Washington, DC 20204


November 20, 1992

TO: All Regional Food and Drug Directors
Attn: Regional Milk Specialists

FROM: Milk Safety Branch (HFF-346)

SUBJECT: Chloramphenicol Screening Test Methods

FDA has completed an evaluation of the CHARM II Test for Chloramphenicol in Milk Using Tablet Reagents and EDI EZ-Screen KWIK-KARD~

A summary of this evaluation and a more detailed description of the method is available from the Milk Safety Branch, HFF-346, 330 C St. SW, Washington DC 20204.

The FDA Laboratory Quality Assurance Branch is developing laboratory evaluation procedures to certify laboratories to use these methods. They will notify states when that process has been completed. Once state laboratories have been certified, these official methods may be used for regulatory actions.

These evaluations were done in response to the submission of these methods by these companies to a December 13, 1990 FEDERAL REGISTER announcement. The primary objective of the study was to evaluate the test kits' performance at the level of 1 ppb.

This Charm II method is available from: Charm Sciences Inc., 36 Franklin Street, Malden, MA 02148.

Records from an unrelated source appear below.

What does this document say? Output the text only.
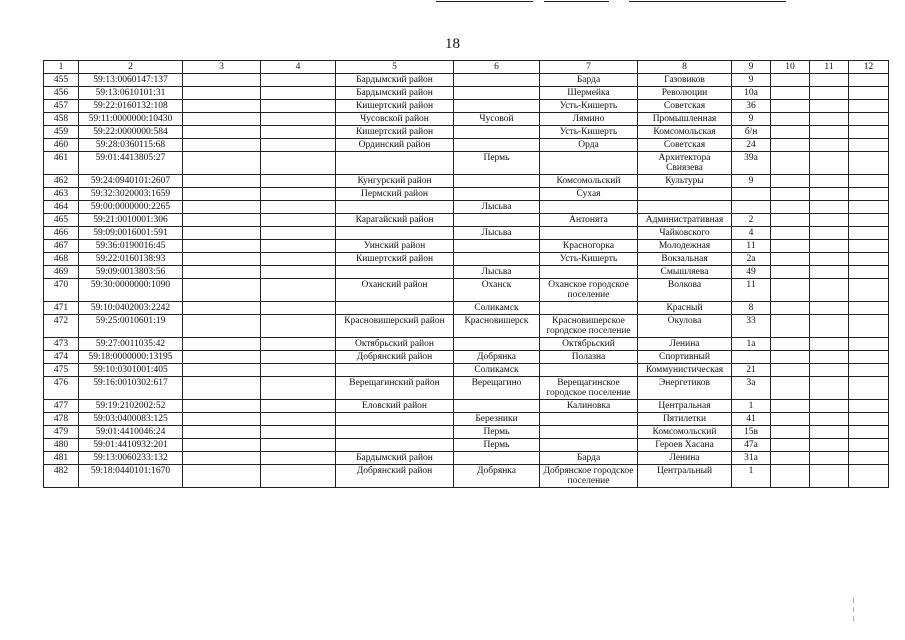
18
1	2	3	4	5	6	7	8	9	10	11	12
455	59:13:0060147:137			Бардымский район		Барда	Газовиков	9			
456	59:13:0610101:31			Бардымский район		Шермейка	Революции	10а			
457	59:22:0160132:108			Кишертский район		Усть-Кишерть	Советская	36			
458	59:11:0000000:10430			Чусовской район	Чусовой	Лямино	Промышленная	9			
459	59:22:0000000:584			Кишертский район		Усть-Кишерть	Комсомольская	б/н			
460	59:28:0360115:68			Ординский район		Орда	Советская	24			
461	59:01:4413805:27				Пермь		Архитектора Свиязева	39а			
462	59:24:0940101:2607			Кунгурский район		Комсомольский	Культуры	9			
463	59:32:3020003:1659			Пермский район		Сухая					
464	59:00:0000000:2265				Лысьва						
465	59:21:0010001:306			Карагайский район		Антонята	Административная	2			
466	59:09:0016001:591				Лысьва		Чайковского	4			
467	59:36:0190016:45			Уинский район		Красногорка	Молодежная	11			
468	59:22:0160138:93			Кишертский район		Усть-Кишерть	Вокзальная	2а			
469	59:09:0013803:56				Лысьва		Смышляева	49			
470	59:30:0000000:1090			Оханский район	Оханск	Оханское городское поселение	Волкова	11			
471	59:10:0402003:2242				Соликамск		Красный	8			
472	59:25:0010601:19			Красновишерский район	Красновишерск	Красновишерское городское поселение	Окулова	33			
473	59:27:0011035:42			Октябрьский район		Октябрьский	Ленина	1а			
474	59:18:0000000:13195			Добрянский район	Добрянка	Полазна	Спортивный				
475	59:10:0301001:405				Соликамск		Коммунистическая	21			
476	59:16:0010302:617			Верещагинский район	Верещагино	Верещагинское городское поселение	Энергетиков	3а			
477	59:19:2102002:52			Еловский район		Калиновка	Центральная	1			
478	59:03:0400083:125				Березники		Пятилетки	41			
479	59:01:4410046:24				Пермь		Комсомольский	15в			
480	59:01:4410932:201				Пермь		Героев Хасана	47а			
481	59:13:0060233:132			Бардымский район		Барда	Ленина	31а			
482	59:18:0440101:1670			Добрянский район	Добрянка	Добрянское городское поселение	Центральный	1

The EZ-Screen method is available from: Environmental Diagnostics, Inc., 1238 Anthony Road, Burlington, NC 27215.

These methods were evaluated using ten different experiments, including a pilot study, ruggedness test, freeze/thaw test, cross reactivity or interference test, controls from different parts of the country, effect of various common bacterial strains and of varying somatic cell counts on test kit performance, stability and lot to lot variation of the kits, and the effect of incurred residues on test kit performance.

Following the provisions of PMO Section 6, these methods have been evaluated and accepted by FDA for use by the states and industry.

Copies of this memorandum are provided for distribution to State Milk Sanitation Regulatory Agencies, State Milk Sanitation Rating Officers and District Milk Specialists in your region. It should be made readily available to the dairy industry.